Here’s a table that summmarizes the similarities and differences of equity and tokens. They are in fact, very similar.

Voting & Dividends
Many of us have bought and sold equity; it’s familiar. If I buy one share of a public company stock, I can vote in the shareholder decisions and receive dividends if the board elects to issue one.

A token provides voting rights when it is a governance token that governs a DAO (Decentralized Autonomous Organization). A DAO is the governance organization of a crypto company. It functions like a board and shareholder base. A DAO manages the roadmap and the treasury of the business and evaluates ideas for the business that are submitted by the community. Should the DAO elect to distribute profits from the treasury, a token holder would receive a share of those earnings.

Yield
I can lend the stock to short sellers in a practice called securities lending for stocks. If a trader would like to short stock, they must borrow it from someone – me! For the service, the trader pays a me fee communicated as an interest rate.

The same is true of tokens. Traders can borrow them to sell them short and pay a fee. Different tokens command different rates, like stocks.

Minting
A company’s board can create more stock simply by passing a motion. Poof! 10 million more Google shares. These new shares are often granted to employees as compensation.
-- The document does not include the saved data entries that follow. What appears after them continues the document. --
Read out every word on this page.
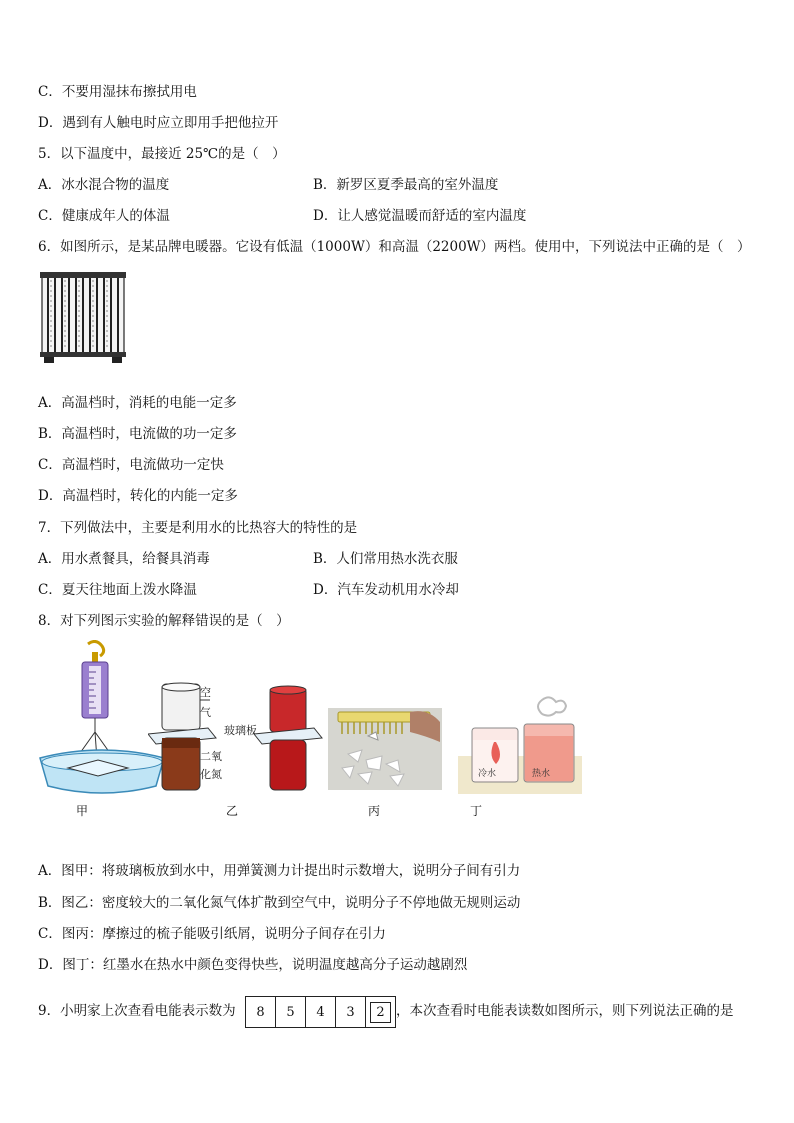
C．不要用湿抹布擦拭用电
D．遇到有人触电时应立即用手把他拉开
5．以下温度中，最接近 25℃的是（　）
A．冰水混合物的温度	B．新罗区夏季最高的室外温度
C．健康成年人的体温	D．让人感觉温暖而舒适的室内温度
6．如图所示，是某品牌电暖器。它设有低温（1000W）和高温（2200W）两档。使用中，下列说法中正确的是（　）
A．高温档时，消耗的电能一定多
B．高温档时，电流做的功一定多
C．高温档时，电流做功一定快
D．高温档时，转化的内能一定多
7．下列做法中，主要是利用水的比热容大的特性的是
A．用水煮餐具，给餐具消毒	B．人们常用热水洗衣服
C．夏天往地面上泼水降温	D．汽车发动机用水冷却
8．对下列图示实验的解释错误的是（　）
空
气
玻璃板
二氧
化氮	冷水	热水
甲	乙	丙	丁
A．图甲：将玻璃板放到水中，用弹簧测力计提出时示数增大，说明分子间有引力
B．图乙：密度较大的二氧化氮气体扩散到空气中，说明分子不停地做无规则运动
C．图丙：摩擦过的梳子能吸引纸屑，说明分子间存在引力
D．图丁：红墨水在热水中颜色变得快些，说明温度越高分子运动越剧烈
9．小明家上次查看电能表示数为	8	5	4	3	2 ，本次查看时电能表读数如图所示，则下列说法正确的是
Tokens work similarly, though it’s called minting. If I work on behalf of a crypto company, I receive tokens as part of my compensation.

But being an employee isn’t necessary to mint. I can also mint tokens if I participate in the network to help it along. If I operate a Solana validator to verify transactions or buy a Helium router to distribute internet in my city or stake Ethereum to verify transactions, each network would reward me with tokens. The network pays members with tokens much the same way a corporations pays employees in stock.

Public companies can choose to increase or decrease the number of shares outstanding through pool expansion or share buybacks. Tokens have their own mechanisms for controlling the total quantity of tokens.

Some tokens are inflationary (over time each token is worth less) and others are deflationary (over times each token is worth more). The same could be said of company stock. For example, Apple is a deflationary stock. There are approximately 1/3 fewer shares of Apple in circulation today than in 2012 because the company has used their cash to buy them back and retire them.

Utility
Unlike equity, tokens have a utility. I can use a Ethereum token to transact: buy an NFT, sell an NFT, execute a Defi contract to exchange Compound tokens for Aave tokens for example. If I arrived at a Microsoft store seeking to buy an Xbox Series X with a two Microsoft shares, the clerk would be more than befuddled.

To use my Microsoft stock and walk out of the store with the XBox, I’m required to swap my stock for US dollars and pay in cash or a credit card.

Valuation Driver
Most companies in the public market are valued on revenue or EBITDA; if revenue increases, so does the value of the stock.

As for tokens, it’s an open question.